Des centaines de mineurs sont déjà descendus par le puits central à l'accrochage 900. Certains, pour se rendre à la veine Saint-Alfred, se dirigent vers le bure où une cage les re­montera de 130 mètres pour leur permettre de gagner le lieu de travail. La cage a déjà effectué plusieurs va-et-vient.

Il est environ 6 h 45. La cage peut monter douze hommes. Onze sont déjà entassés à l'intérieur. Il y a encore de la place pour un. Gustave Cuvelier dit à son camarade Simonin : « Ne monte pas, on prendra l'autre ». En forçant un peu, ils auraient pu entrer tous deux dans la cage, mais « 13 », ça porte malheur. Quant à Robert Duriez, il a oublié sa musette ; il prendra aussi la cage suivante. De cette cage où il se trouve, Roger regarde s'éloigner son frère Robert.

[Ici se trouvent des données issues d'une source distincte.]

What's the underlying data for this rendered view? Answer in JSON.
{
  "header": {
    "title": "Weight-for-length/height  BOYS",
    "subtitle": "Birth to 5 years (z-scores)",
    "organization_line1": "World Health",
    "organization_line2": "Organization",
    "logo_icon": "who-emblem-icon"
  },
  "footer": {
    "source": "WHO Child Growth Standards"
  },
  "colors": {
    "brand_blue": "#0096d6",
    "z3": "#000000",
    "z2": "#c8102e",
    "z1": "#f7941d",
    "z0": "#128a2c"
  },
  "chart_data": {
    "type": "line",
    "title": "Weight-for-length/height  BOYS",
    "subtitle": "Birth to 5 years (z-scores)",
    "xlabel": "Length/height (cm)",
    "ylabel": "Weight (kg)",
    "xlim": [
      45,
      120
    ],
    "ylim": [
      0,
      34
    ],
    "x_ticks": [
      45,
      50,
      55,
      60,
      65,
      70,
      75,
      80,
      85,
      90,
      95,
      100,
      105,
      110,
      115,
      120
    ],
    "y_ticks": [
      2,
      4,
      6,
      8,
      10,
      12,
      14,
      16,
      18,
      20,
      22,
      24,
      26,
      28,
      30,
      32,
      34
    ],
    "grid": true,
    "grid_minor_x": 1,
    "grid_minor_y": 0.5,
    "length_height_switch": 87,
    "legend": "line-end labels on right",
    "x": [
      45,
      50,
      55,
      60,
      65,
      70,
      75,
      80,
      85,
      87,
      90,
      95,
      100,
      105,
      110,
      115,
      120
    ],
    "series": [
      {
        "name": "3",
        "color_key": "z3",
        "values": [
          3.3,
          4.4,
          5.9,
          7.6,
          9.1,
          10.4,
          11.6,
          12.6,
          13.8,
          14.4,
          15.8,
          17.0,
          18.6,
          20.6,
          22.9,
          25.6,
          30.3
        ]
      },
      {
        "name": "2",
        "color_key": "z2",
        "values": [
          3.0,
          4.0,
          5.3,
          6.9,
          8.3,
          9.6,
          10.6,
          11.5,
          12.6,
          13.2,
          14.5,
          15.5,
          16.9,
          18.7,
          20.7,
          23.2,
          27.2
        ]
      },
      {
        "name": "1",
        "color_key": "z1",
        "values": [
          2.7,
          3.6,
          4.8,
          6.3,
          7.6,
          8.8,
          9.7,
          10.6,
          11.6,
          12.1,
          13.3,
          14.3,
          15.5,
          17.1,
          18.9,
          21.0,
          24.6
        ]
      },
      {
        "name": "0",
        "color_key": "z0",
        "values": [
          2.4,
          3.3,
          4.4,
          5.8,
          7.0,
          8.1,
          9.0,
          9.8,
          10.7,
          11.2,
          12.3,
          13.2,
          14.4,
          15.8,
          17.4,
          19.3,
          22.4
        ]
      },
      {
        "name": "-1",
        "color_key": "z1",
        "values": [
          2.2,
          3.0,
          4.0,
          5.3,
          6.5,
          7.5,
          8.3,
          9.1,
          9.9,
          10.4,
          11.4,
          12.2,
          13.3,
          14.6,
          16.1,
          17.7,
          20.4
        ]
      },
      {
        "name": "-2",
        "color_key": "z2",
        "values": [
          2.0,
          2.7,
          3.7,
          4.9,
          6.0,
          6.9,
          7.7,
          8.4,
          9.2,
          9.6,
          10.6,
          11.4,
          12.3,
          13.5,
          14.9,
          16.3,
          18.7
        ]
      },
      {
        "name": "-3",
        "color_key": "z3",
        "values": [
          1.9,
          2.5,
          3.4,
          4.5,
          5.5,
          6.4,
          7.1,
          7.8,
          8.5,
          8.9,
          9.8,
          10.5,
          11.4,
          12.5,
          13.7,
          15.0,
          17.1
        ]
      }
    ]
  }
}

La cage est prête à partir. Un signal. 130 mètres plus haut, le mécanicien, Aloïs Speicher, reçoit. Il met en route le treuil, la cage monte à la vitesse normale de 3 mètres/seconde ; Aloïs s'apprête à recevoir la cage. Soudain un craquement. Le câble de la cage se déroule à une vitesse vertigineuse, Aloïs actionne le frein de sécurité, les ferrodos chauffent à l'extrême. Un bruit sourd. Il comprend, téléphone partout ; ses nerfs craquent, il pleure.

La cage s'est écrasée dans un bruit effroyable et un nuage de poussières aux pieds de Simonin et de Cuvelier ils la pensent vide. Simonin passe sa main par une ouverture, sent une tête. Il entend quelques râles, sent ses forces se décupler. Des cama­rades sont arrivés sur les lieux. Ensemble, ils dégagent les corps. Tous sont morts. C'est horrible.

Le père de Simonin est à son poste de travail au fond quand il apprend la catastrophe. Il envoie un ami aux nouvelles Son fils est en vie. Des larmes coulent. De joie. « Mais quand je l'ai revu, il était comme fou, horriblement taché de sang ». Georges Simonin a 21 ans de mine. Il a déjà bien vu, hélas ! des accidents au fond ; mais comme celui-là, jamais.

Des mineurs italiens récemment embauchés passent au pied du bure. Leurs yeux découvrent l'horreur de la tragédie qui vient de se dérouler en quelques secondes. Saisis d'une folle panique, ils s'enfuient.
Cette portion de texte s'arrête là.